Correctly formed packet 1:
“b5 33 43 12 38 38 38 38 38 38 38 38 38 38 38 38 38 38 38 38 38 38 38 38 38 38 38 38 38 38 38 38 38 38 38 38 38 38 38 38 38 38 38 38 38 38 38 38 38 38 38 38 38 38”
Intermediate data from old transaction:
“36 36 36 36 36 36 36 36 36 36 36 36 36 36 36 36 36 c c7 0”
None of the previous data is being re-transmitted, so the only way for this to be possible is if the FIFO pointer was set without data reception occurring, because nothing was copied over the existing data in the FIFO after the original 54 bytes (packet 2). It is almost like the CRC Filtering set the FIFO end pointer back to far, causing an "emtpy" FIFO to become a "full" FIFO.

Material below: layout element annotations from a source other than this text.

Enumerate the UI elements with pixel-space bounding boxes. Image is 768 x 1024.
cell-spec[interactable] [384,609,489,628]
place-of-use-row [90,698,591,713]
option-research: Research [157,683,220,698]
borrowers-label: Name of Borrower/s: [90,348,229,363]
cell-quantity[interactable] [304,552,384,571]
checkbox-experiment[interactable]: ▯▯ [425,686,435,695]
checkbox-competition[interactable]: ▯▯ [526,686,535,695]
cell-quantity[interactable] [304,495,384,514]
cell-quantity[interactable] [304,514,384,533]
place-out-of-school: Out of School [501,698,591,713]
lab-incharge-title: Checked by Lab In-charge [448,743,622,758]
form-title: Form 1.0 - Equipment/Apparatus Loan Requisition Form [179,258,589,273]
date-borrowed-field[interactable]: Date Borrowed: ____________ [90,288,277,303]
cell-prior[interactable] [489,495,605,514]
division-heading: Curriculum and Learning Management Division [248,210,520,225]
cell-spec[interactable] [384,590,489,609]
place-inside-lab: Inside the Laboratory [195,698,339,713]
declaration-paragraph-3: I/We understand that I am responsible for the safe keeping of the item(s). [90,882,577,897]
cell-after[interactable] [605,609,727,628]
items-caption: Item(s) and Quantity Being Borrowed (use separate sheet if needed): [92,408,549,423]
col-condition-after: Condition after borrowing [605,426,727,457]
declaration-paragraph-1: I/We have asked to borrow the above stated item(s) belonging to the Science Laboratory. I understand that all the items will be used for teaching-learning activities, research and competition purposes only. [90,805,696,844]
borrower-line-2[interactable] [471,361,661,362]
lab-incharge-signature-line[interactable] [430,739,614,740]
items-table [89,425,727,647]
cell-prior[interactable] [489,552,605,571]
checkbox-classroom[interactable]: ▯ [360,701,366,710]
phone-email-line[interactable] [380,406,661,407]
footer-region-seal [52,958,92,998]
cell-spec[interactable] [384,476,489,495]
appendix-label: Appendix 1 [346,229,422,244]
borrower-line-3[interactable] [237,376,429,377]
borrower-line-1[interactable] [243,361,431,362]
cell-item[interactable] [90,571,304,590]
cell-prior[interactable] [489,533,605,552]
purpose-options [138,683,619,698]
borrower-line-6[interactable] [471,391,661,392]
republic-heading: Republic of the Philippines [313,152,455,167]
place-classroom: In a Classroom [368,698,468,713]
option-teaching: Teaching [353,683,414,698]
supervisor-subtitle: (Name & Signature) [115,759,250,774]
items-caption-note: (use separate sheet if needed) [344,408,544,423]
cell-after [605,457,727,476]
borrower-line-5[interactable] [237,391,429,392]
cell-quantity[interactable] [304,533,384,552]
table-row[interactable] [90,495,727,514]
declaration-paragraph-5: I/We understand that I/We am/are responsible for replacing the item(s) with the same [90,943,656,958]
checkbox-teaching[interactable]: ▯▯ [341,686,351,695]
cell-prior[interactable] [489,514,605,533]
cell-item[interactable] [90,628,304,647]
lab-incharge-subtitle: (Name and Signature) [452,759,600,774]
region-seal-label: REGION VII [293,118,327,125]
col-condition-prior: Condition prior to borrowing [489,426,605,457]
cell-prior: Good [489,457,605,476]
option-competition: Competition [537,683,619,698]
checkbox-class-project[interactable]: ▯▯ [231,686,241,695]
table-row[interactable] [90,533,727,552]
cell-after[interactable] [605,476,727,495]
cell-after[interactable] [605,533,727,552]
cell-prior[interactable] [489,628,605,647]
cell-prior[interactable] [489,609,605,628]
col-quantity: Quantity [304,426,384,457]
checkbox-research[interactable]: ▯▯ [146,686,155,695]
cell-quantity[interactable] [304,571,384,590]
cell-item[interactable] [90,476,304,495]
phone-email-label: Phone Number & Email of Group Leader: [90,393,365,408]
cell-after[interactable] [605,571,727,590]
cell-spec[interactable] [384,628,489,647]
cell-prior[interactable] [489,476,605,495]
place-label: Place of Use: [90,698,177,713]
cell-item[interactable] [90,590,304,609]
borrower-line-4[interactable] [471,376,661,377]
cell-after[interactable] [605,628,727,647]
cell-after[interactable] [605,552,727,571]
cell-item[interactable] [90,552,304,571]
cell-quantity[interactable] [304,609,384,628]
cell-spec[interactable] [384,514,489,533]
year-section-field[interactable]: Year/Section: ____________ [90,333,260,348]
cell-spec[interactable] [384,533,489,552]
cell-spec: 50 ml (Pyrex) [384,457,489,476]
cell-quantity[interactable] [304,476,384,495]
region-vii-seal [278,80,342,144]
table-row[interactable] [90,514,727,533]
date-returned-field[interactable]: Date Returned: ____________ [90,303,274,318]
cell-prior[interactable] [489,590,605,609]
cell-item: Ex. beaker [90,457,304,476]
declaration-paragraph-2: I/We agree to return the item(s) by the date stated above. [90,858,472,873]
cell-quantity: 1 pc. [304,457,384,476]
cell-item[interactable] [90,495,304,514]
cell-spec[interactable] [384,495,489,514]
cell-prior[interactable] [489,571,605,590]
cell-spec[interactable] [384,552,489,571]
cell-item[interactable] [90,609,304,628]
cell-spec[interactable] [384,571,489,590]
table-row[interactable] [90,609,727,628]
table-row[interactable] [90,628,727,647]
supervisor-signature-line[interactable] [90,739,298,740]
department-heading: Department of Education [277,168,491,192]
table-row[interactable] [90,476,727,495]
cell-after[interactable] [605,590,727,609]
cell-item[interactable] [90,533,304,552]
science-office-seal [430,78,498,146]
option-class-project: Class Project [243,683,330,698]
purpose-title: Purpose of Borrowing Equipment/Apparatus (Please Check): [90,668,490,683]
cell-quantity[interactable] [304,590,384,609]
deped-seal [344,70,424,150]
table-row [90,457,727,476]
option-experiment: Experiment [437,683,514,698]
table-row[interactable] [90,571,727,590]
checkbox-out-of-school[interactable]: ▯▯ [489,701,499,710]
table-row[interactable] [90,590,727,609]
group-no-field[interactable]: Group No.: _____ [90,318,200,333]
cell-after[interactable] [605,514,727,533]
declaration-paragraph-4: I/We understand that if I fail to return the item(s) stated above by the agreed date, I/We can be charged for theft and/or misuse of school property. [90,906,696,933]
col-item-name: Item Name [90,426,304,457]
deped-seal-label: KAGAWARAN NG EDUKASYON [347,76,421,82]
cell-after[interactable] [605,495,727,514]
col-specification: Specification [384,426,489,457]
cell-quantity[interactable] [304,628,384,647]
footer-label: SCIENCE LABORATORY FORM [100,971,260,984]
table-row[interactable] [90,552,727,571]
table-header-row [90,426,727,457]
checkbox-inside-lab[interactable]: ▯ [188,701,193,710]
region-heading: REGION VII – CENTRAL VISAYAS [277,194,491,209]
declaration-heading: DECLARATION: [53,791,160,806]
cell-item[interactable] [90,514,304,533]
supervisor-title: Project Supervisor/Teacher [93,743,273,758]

I am not writing to any registers in my architecture, so there is no chance that I am errantly setting the FIFO points manually. Additionally, everything works perfectly when there is no data corruption on the link.
Has anybody experienced anything similar to this?
Does anybody have any thoughts as to anything I may be doing wrong to cause this?